Где-то во второй половине девятнадцатого века происходит разделение на работников физического и умственного труда, складывается интеллигенция как особая социальная прослойка (у нас самое это слово введено в обиход в шестидесятых годах прошлого века писателем П. Боборыкиным).
Как страшный пароксизм человеконенавистничества вспыхивает на Земле фашизм; по сути своей, с его претензией на исключительность одной нации и одного человека, с его стремлением уничтожать, убивать, с его идеологическим террором, — он стал предельно полным выражением всего прошлого, уходящего, низменного.
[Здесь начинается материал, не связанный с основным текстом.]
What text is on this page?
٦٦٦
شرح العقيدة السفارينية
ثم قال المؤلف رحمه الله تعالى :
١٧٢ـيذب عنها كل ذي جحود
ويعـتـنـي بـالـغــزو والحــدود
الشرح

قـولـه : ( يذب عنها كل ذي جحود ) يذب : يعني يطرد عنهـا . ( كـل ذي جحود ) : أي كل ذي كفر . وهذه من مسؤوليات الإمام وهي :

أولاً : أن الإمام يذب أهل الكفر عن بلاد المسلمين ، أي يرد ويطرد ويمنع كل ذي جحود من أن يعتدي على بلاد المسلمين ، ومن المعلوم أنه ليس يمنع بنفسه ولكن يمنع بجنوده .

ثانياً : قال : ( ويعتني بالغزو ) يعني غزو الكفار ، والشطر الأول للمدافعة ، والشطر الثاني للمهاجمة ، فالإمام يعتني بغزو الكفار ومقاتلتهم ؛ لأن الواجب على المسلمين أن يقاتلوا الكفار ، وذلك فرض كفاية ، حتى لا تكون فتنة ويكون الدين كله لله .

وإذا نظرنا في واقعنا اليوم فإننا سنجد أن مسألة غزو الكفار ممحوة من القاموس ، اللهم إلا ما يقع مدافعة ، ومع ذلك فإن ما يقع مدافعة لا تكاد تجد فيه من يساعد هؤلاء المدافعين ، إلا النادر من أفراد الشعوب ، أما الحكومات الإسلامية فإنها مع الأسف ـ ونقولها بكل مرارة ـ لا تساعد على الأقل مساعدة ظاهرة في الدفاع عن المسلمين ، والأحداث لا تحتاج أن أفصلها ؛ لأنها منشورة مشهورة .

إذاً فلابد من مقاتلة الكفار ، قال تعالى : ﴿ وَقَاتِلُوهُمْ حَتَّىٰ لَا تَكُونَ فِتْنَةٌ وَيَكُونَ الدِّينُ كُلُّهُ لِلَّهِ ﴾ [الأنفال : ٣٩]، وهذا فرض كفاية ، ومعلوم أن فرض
Взрывной процесс развития человечества породил фашизм как свое противоречие, и он же его сводит с исторической арены.
В истории человечества неизмеримо больше, чем ученых или художников, можно насчитать людей, стремившихся к власти, стремившихся так или иначе объединять себе подобных. Но никогда ранее одному властителю или одной партии не подчинялись такие колоссальные людские массы, как в двадцатом веке, никогда раньше не было столь могучих «объединителей» и столь обширных объединений. Обширные объединения остаются, но двадцатый век — век распространения демократии, которая пока сосуществует, однако, с устойчивыми диктатурами. Общая тенденция ведет все-таки к устранению всякого диктаторства, самодержавия внутри человеческих объединений, которые — путем разных организационных форм — ширятся и практически уже охватывают весь мир.
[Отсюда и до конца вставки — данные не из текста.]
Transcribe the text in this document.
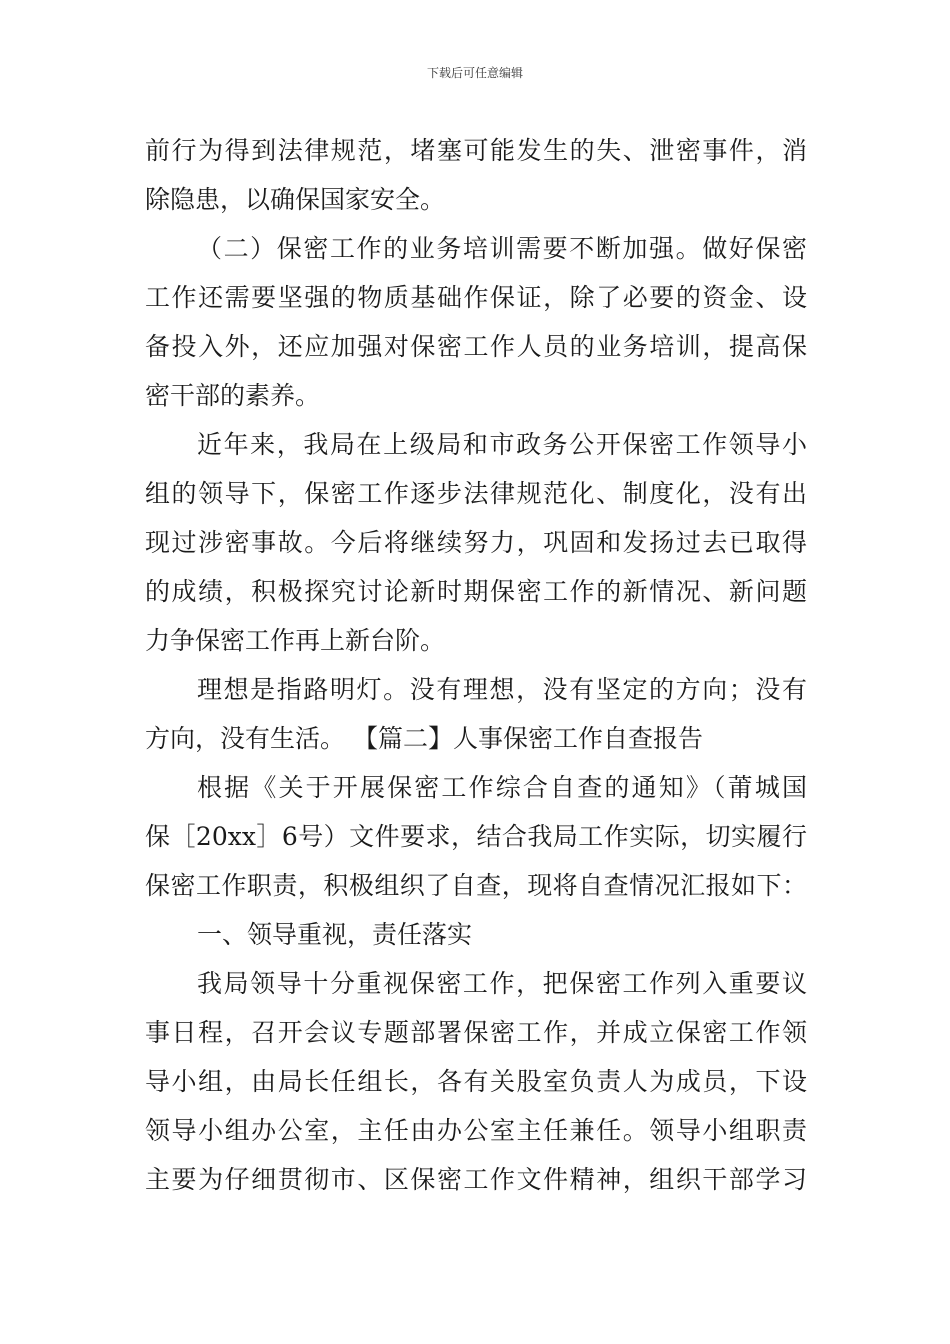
下载后可任意编辑
前行为得到法律规范，堵塞可能发生的失、泄密事件，消
除隐患，以确保国家安全。
（二）保密工作的业务培训需要不断加强。做好保密
工作还需要坚强的物质基础作保证，除了必要的资金、设
备投入外，还应加强对保密工作人员的业务培训，提高保
密干部的素养。
近年来，我局在上级局和市政务公开保密工作领导小
组的领导下，保密工作逐步法律规范化、制度化，没有出
现过涉密事故。今后将继续努力，巩固和发扬过去已取得
的成绩，积极探究讨论新时期保密工作的新情况、新问题
力争保密工作再上新台阶。
理想是指路明灯。没有理想，没有坚定的方向；没有
方向，没有生活。 【篇二】人事保密工作自查报告
根据《关于开展保密工作综合自查的通知》（莆城国
保［20xx］6号）文件要求，结合我局工作实际，切实履行
保密工作职责，积极组织了自查，现将自查情况汇报如下：
一、领导重视，责任落实
我局领导十分重视保密工作，把保密工作列入重要议
事日程，召开会议专题部署保密工作，并成立保密工作领
导小组，由局长任组长，各有关股室负责人为成员，下设
领导小组办公室，主任由办公室主任兼任。领导小组职责
主要为仔细贯彻市、区保密工作文件精神，组织干部学习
Постепенное уничтожение диктаторства, помимо сугубо политического значения, имеет и такое; ведет к раскрепощению ума, энергии, инициативы многих, повышению умственного, энергетического потенциала человечества.
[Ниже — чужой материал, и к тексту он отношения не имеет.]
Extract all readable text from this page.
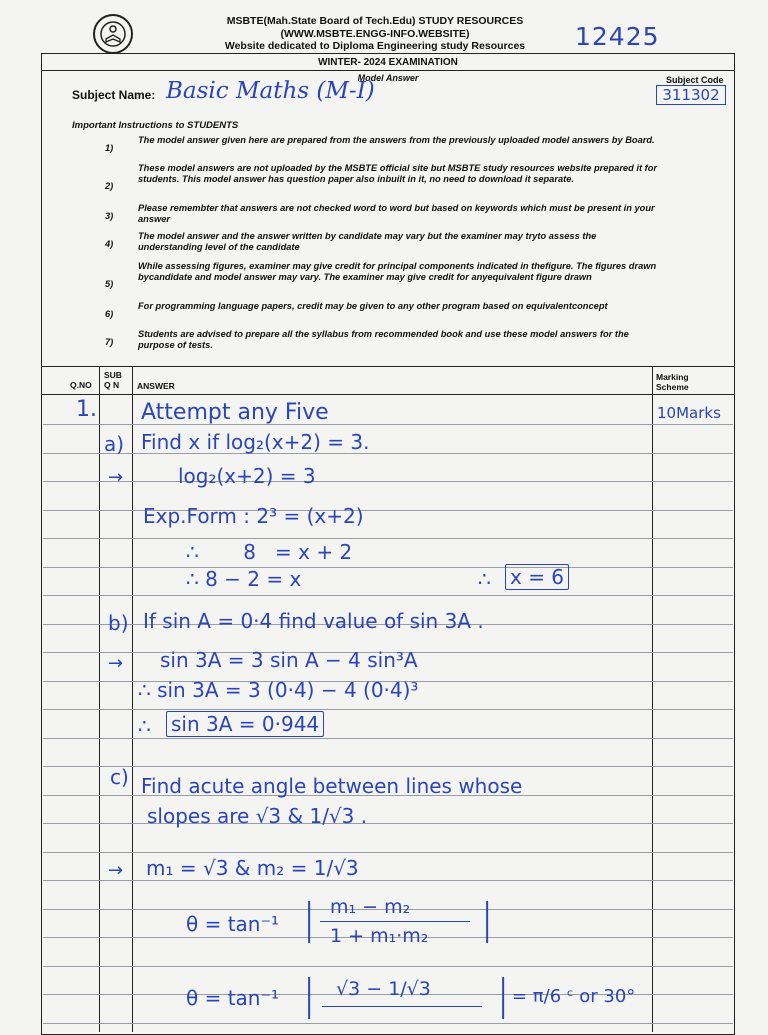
MSBTE(Mah.State Board of Tech.Edu) STUDY RESOURCES
(WWW.MSBTE.ENGG-INFO.WEBSITE)
Website dedicated to Diploma Engineering study Resources	12425
WINTER- 2024 EXAMINATION
Model Answer	Subject Code
311302
Subject Name: Basic Maths (M-I)
Important Instructions to STUDENTS
1)
The model answer given here are prepared from the answers from the previously uploaded model answers by Board.
2)
These model answers are not uploaded by the MSBTE official site but MSBTE study resources website prepared it for students. This model answer has question paper also inbuilt in it, no need to download it separate.
3)
Please remembter that answers are not checked word to word but based on keywords which must be present in your answer
4)
The model answer and the answer written by candidate may vary but the examiner may tryto assess the understanding level of the candidate
5)
While assessing figures, examiner may give credit for principal components indicated in thefigure. The figures drawn bycandidate and model answer may vary. The examiner may give credit for anyequivalent figure drawn
6)
For programming language papers, credit may be given to any other program based on equivalentconcept
7)
Students are advised to prepare all the syllabus from recommended book and use these model answers for the purpose of tests.
Q.NO
SUB
Q N ANSWER
Marking
Scheme
1. Attempt any Five	10Marks
a) Find x if log₂(x+2) = 3.
→	log₂(x+2) = 3
Exp.Form : 2³ = (x+2)
∴       8   = x + 2
∴ 8 − 2 = x	∴ x = 6
b) If sin A = 0·4 find value of sin 3A .
→ sin 3A = 3 sin A − 4 sin³A
∴ sin 3A = 3 (0·4) − 4 (0·4)³
∴ sin 3A = 0·944
c) Find acute angle between lines whose
slopes are √3 & 1/√3 .
→ m₁ = √3 & m₂ = 1/√3
θ = tan⁻¹ | m₁ − m₂
1 + m₁·m₂ |
θ = tan⁻¹ | √3 − 1/√3 | = π/6 ᶜ or 30°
Рушится колониализм как политическая и экономическая система. Борьба с расизмом, с национальными предрассудками принимает всечеловеческий размах; это уже не только понимание единства землян, но и выражение практического стремления к единству.
Земной шар охватывает процесс урбанизации, возникают гигантские городские поселения и даже сверхгигантские — мегаполисы, в которых концентрируются десятки миллионов людей.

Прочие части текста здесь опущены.